COMUNICAÇÃO

Machismo e racismo interferem na construção da masculinidade, aponta pedagoga em roda de conversa

10/10/2019 19:58 | Por Pollyana Moraes - Estagiária, sob supervisão de Tunísia Cores DRT 5496/BA

Temática abordou a construção do comportamento do homem através das gerações em evento da Defensoria

“O machismo, por já estar enraizado, deve ser discutido por todos os segmentos populacionais, buscando entender sua origem a fim de mudar seu estado”, diz defensora pública e coordenadora da Especializada do Idoso, Laise Carvalho, durante abertura da roda de conversa: A construção do homem através das gerações.

O evento, promovido pela Especializada do Idoso da Defensoria Pública do Estado da Bahia – DPE/BA, na quarta-feira, 9, foi sediado no auditório da Escola Superior – Esdep, no Canela, em Salvador, e faz parte da comemoração do dia internacional do idoso, que ocorreu no dia 1º de outubro.

Para a defensora, o objetivo é conscientizar e inserir as pessoas idosas nas discussões contemporâneas da sociedade. “É papel da Defensoria criar espaço de fala para os assistidos, de forma que discussões saudáveis aproximem este público dos eventos da atualidade”.

Infância

A mestra em Educação e Praxis Pedagógica, fundadora da empresa Ka Naombo e Artes, Patrícia Santos Silva, iniciou a discussão apresentando seu trabalho que está atrelado a confeccionar bonecos e bonecas. A iniciativa foi levada às escolas soteropolitanas. “No início, os meninos tinham um recuo com relação à ideia de brincar de boneca, diziam ser coisa de menina e desconstruir isso fez parte do processo”, relatou Patrícia.

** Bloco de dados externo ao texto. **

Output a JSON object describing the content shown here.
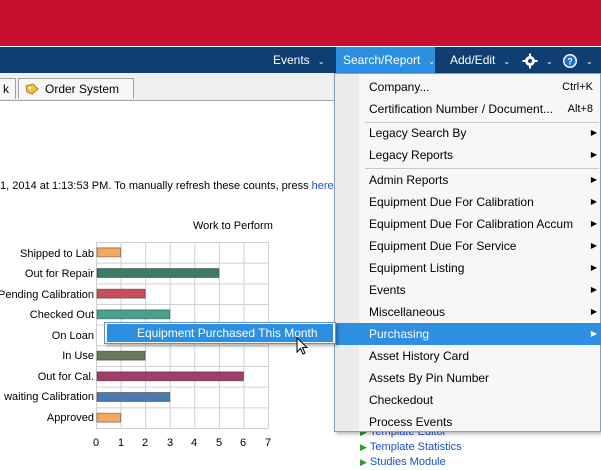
{
  "nav": {
    "events": "Events",
    "search_report": "Search/Report",
    "add_edit": "Add/Edit"
  },
  "tabs": {
    "partial": "k",
    "order_system": "Order System"
  },
  "status": {
    "text": "1, 2014 at 1:13:53 PM.  To manually refresh these counts, press ",
    "link": "here"
  },
  "chart_data": {
    "type": "bar",
    "title": "Work to Perform",
    "categories": [
      "Shipped to Lab",
      "Out for Repair",
      "Pending Calibration",
      "Checked Out",
      "On Loan",
      "In Use",
      "Out for Cal.",
      "Awaiting Calibration",
      "Approved"
    ],
    "category_labels": [
      "Shipped to Lab",
      "Out for Repair",
      "Pending Calibration",
      "Checked Out",
      "On Loan",
      "In Use",
      "Out for Cal.",
      "waiting Calibration",
      "Approved"
    ],
    "values": [
      1,
      5,
      2,
      3,
      0,
      2,
      6,
      3,
      1
    ],
    "colors": [
      "#f5a860",
      "#3a7d64",
      "#c8505a",
      "#4aa08c",
      "#4a8ac0",
      "#6a7a5a",
      "#a0406a",
      "#4a7ab0",
      "#f5a860"
    ],
    "x_ticks": [
      "0",
      "1",
      "2",
      "3",
      "4",
      "5",
      "6",
      "7"
    ],
    "xlim": [
      0,
      7
    ],
    "grid": true
  },
  "menu": {
    "items": [
      {
        "label": "Company...",
        "shortcut": "Ctrl+K",
        "arrow": false
      },
      {
        "label": "Certification Number / Document...",
        "shortcut": "Alt+8",
        "arrow": false
      },
      {
        "label": "Legacy Search By",
        "shortcut": "",
        "arrow": true
      },
      {
        "label": "Legacy Reports",
        "shortcut": "",
        "arrow": true
      },
      {
        "label": "Admin Reports",
        "shortcut": "",
        "arrow": true
      },
      {
        "label": "Equipment Due For Calibration",
        "shortcut": "",
        "arrow": true
      },
      {
        "label": "Equipment Due For Calibration Accum",
        "shortcut": "",
        "arrow": true
      },
      {
        "label": "Equipment Due For Service",
        "shortcut": "",
        "arrow": true
      },
      {
        "label": "Equipment Listing",
        "shortcut": "",
        "arrow": true
      },
      {
        "label": "Events",
        "shortcut": "",
        "arrow": true
      },
      {
        "label": "Miscellaneous",
        "shortcut": "",
        "arrow": true
      },
      {
        "label": "Purchasing",
        "shortcut": "",
        "arrow": true
      },
      {
        "label": "Asset History Card",
        "shortcut": "",
        "arrow": false
      },
      {
        "label": "Assets By Pin Number",
        "shortcut": "",
        "arrow": false
      },
      {
        "label": "Checkedout",
        "shortcut": "",
        "arrow": false
      },
      {
        "label": "Process Events",
        "shortcut": "",
        "arrow": false
      }
    ]
  },
  "submenu": {
    "item": "Equipment Purchased This Month"
  },
  "links": [
    {
      "label": "Template Editor"
    },
    {
      "label": "Template Statistics"
    },
    {
      "label": "Studies Module"
    }
  ],
  "colors": {
    "red_bar": "#c8102e",
    "nav_bg": "#0f3e73",
    "highlight": "#2d8fe0"
  }
}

Os brinquedos foram elaborados a partir de traços e fenótipos da população afro-brasileira. Para as crianças, o desafio era recriar a si mesmas por meio dos bonecos e bonecas, e, no decorrer do processo, a escolha do tom de pele era essencial para assemelhá-lo ao seu dono, buscando o reconhecimento de suas cores.

“Começamos a elaboração dos bonecos por conta do legado que conhecemos de inexistência ou negação dos corpos negros representados a partir dos brinquedos. Houve aluno que se negou a aceitar seu tom de pele. Dizia que sua palma da mão era branca e, por isso, seu boneco seria branco como ela. No final da oficina, descobrimos que ele era o único negro entre três irmãos e entendemos o porquê do processo”, relatou Patrícia.

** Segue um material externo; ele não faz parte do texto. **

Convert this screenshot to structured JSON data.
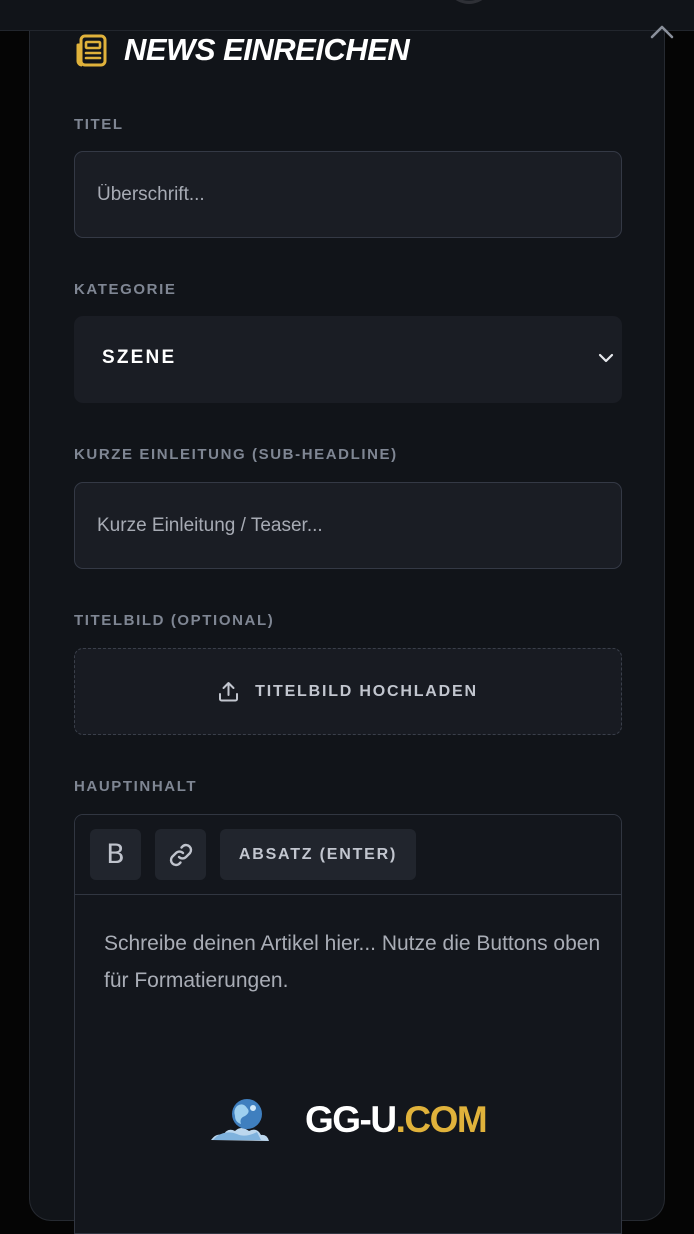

Na Esdep, a palestrante caracterizou o convite como surpreendente e desafiador. Para ela, os idosos que representam hoje a masculinidade existente foram criados de forma rigorosa. “Eles tiveram a infância negada, por isso, tivemos a necessidade de criar bonecos que representassem essa população de homens negros”, completou.

Políticas Públicas 

A psicóloga clínica e co-fundadora da rede Dandaras, Laura Augusta, também mediadora da roda de conversa, lembrou que dialogar sobre o tema masculinidades é também pensar em como as políticas públicas atuam com relação aos homens. “Sabendo que a maioria da população de rua é masculina e negra, existe a necessidade de fazer essa discussão. Profissionais de atuação e pessoas que acabam transitando por esse espaço precisam ser politicamente formadas em questões de gênero, de classe e de raça”, completou.

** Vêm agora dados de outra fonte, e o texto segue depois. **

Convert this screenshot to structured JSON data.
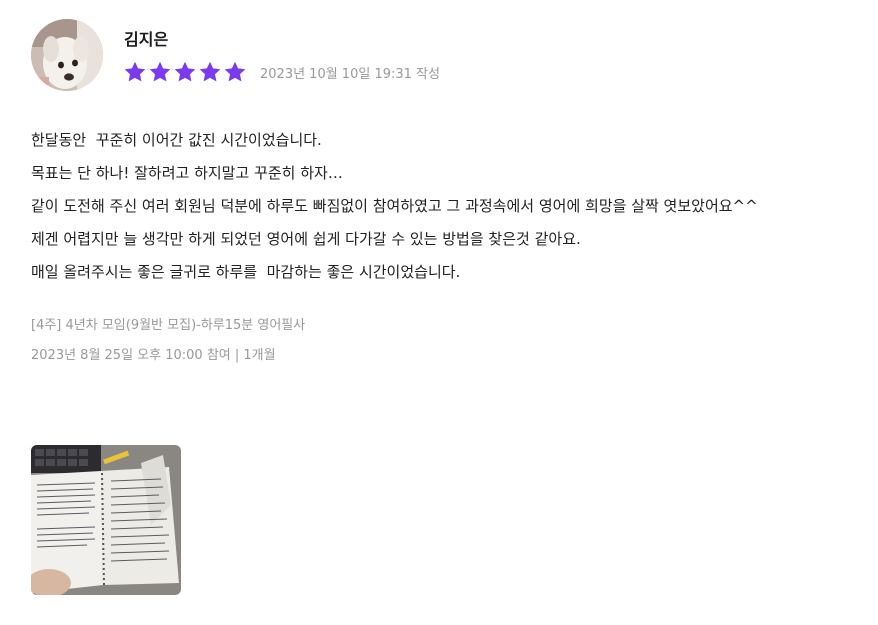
{
  "review": {
    "author": "김지은",
    "rating": 5,
    "rating_max": 5,
    "star_color": "#7c3aed",
    "date": "2023년 10월 10일 19:31 작성",
    "body_lines": [
      "한달동안  꾸준히 이어간 값진 시간이었습니다.",
      "목표는 단 하나! 잘하려고 하지말고 꾸준히 하자…",
      "같이 도전해 주신 여러 회원님 덕분에 하루도 빠짐없이 참여하였고 그 과정속에서 영어에 희망을 살짝 엿보았어요^^",
      "제겐 어렵지만 늘 생각만 하게 되었던 영어에 쉽게 다가갈 수 있는 방법을 찾은것 같아요.",
      "매일 올려주시는 좋은 글귀로 하루를  마감하는 좋은 시간이었습니다."
    ],
    "program_title": "[4주] 4년차 모임(9월반 모집)-하루15분 영어필사",
    "participation": "2023년 8월 25일 오후 10:00 참여 | 1개월"
  }
}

O mestre em Psicologia Social, atuante na Central Integrada de Alternativas Penais, Djean Ribeiro, destaca que homens majoritariamente negros sofreram com ausências relacionadas à escolaridade, o que os leva  à inserção muito precoce no mercado de trabalho informal. “A conjuntura é muito complexa. Os condicionantes sociais que provocam a construção desse homem serão atravessados por questões de violência, brutalidade e falta de afetividade. E isso reforça o lugar de homem, sobretudo negro, ao local de suspeito, violento e potencial agressor, privando-o de ampliar as possibilidades de construção dessa masculinidade, provocando para ele subserviências, nulidades e anulações”, explicou.

O evento contou com comentários dos participantes idosos, que se sentiram seguros em dialogar sobre o tema. Ao final da roda de conversa, a pedagoga Patrícia Santos Silva avaliou o momento. “Saio daqui com o sentimento de missão cumprida. As discussões sobre masculinidade ainda são poucas, mas entendemos que o que estamos aprendendo hoje é o início de uma grande caminhada. Espero que daqui a cinquenta anos essas crianças possam ter outra fala com relação à representatividade na infância”, finalizou.